The teen was issued a traffic ticket for failure to reduce speed to avoid an accident at the time the crash occurred. By state statute, a petty offense charge can carry a maximum fine of $1,000.

Helland stated in a news release that over the next six months his office worked closely with the Grundy County Sheriff's Department to investigate the case to see if any additional charges were warranted.

"It is not unusual for a traffic fatality case to take months to conclude an investigation and make a charging decision," the news release stated.

The state's attorney's office and defense counsel had the teen surrender his license July 14 as a pretrial condition of bond, according to the news release.

Helland said the investigation included processing the crime scene, including a crash reconstruction and lab testing, as well as warrants and subpoenas gaining access to the teen's cellphone.

On Nov. 16, the state’s attorney’s office received the final report from the sheriff’s department, which included the results of the examination of the cellphone and its records. An examination of the cellphone did not yield anything to suggest that the teen was using it at the time of the crash.

The crash reconstruction report by the sheriff’s department estimated the teen’s speed at between 56 and 64 mph.

The news release stated that for a brief period of time, the case was under investigation to determine if the teen was driving while under the influence, but despite the report of the juvenile disposing of a small bag of marijuana at the scene, there was nothing to suggest he had smoked any of it leading up to the crash.
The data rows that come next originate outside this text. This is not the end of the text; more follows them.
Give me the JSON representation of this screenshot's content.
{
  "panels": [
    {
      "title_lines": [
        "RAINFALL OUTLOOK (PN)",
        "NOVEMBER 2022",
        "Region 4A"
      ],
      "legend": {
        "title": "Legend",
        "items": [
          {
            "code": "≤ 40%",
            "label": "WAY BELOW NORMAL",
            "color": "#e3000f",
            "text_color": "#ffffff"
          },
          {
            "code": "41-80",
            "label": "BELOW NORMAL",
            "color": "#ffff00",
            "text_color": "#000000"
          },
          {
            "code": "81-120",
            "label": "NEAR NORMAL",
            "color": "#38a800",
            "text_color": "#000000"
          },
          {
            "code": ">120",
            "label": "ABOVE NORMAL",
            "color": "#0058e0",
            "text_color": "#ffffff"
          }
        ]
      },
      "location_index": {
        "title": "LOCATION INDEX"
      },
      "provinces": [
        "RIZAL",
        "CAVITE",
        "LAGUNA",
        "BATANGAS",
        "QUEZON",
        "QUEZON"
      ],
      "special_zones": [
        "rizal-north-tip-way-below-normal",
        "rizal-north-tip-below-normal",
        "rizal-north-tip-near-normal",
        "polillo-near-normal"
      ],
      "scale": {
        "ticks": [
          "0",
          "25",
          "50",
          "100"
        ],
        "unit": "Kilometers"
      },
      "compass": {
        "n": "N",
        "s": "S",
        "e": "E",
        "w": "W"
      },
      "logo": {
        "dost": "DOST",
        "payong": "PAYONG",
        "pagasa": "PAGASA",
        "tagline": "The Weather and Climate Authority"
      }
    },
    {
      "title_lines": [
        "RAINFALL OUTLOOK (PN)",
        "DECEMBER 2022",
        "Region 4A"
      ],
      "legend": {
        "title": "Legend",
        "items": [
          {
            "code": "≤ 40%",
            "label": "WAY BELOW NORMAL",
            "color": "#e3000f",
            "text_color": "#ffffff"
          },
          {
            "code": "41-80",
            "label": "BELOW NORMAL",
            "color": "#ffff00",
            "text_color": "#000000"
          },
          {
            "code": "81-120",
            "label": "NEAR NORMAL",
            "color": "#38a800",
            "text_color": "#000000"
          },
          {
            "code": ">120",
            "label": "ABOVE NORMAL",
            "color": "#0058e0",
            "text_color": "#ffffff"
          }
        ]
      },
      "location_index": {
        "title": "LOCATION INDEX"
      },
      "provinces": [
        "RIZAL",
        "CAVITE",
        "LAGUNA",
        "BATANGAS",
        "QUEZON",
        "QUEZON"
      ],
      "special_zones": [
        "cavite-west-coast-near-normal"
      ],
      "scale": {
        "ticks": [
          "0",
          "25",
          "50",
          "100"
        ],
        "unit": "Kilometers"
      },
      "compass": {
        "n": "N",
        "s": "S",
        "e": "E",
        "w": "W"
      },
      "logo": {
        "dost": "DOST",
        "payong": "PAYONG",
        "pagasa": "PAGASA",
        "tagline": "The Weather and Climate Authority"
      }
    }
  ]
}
"In short, there was absolutely no evidence that the juvenile was impaired. Although the juvenile declined to give the Sheriff’s Department a statement regarding the accident, he allowed his blood and urine to be collected. The juvenile told officers that he last smoked marijuana two days before the accident," the news release stated.

The teen’s DUI kit was sent to the Illinois State Police crime lab for testing and on July 27 a state police forensic scientist stated that the teen had THC, the intoxicant in marijuana, in his urine. The teen’s DUI kit was then sent to NMS Laboratory in Pennsylvania for analysis.

The teen’s blood was tested and found to have 2.8 nanograms of THC – well under the 5 nanogram legal limit. The result was reported to the state’s attorney’s office Aug. 9.

Helland stated in the news release that his office intended to charge the teen as an adult with two counts of aggravated driving under the influence for causing the deaths and the case was going to be presented Aug. 3 to a grand jury. However, because of a change in the law, the office was unable to bring the case to the grand jury.

On Sept. 21, a wrongful death lawsuit was filed on behalf of the Wendlings' estates against the mother of the teen and the owner of the vehicle he was driving, alleging negligence. That case is ongoing.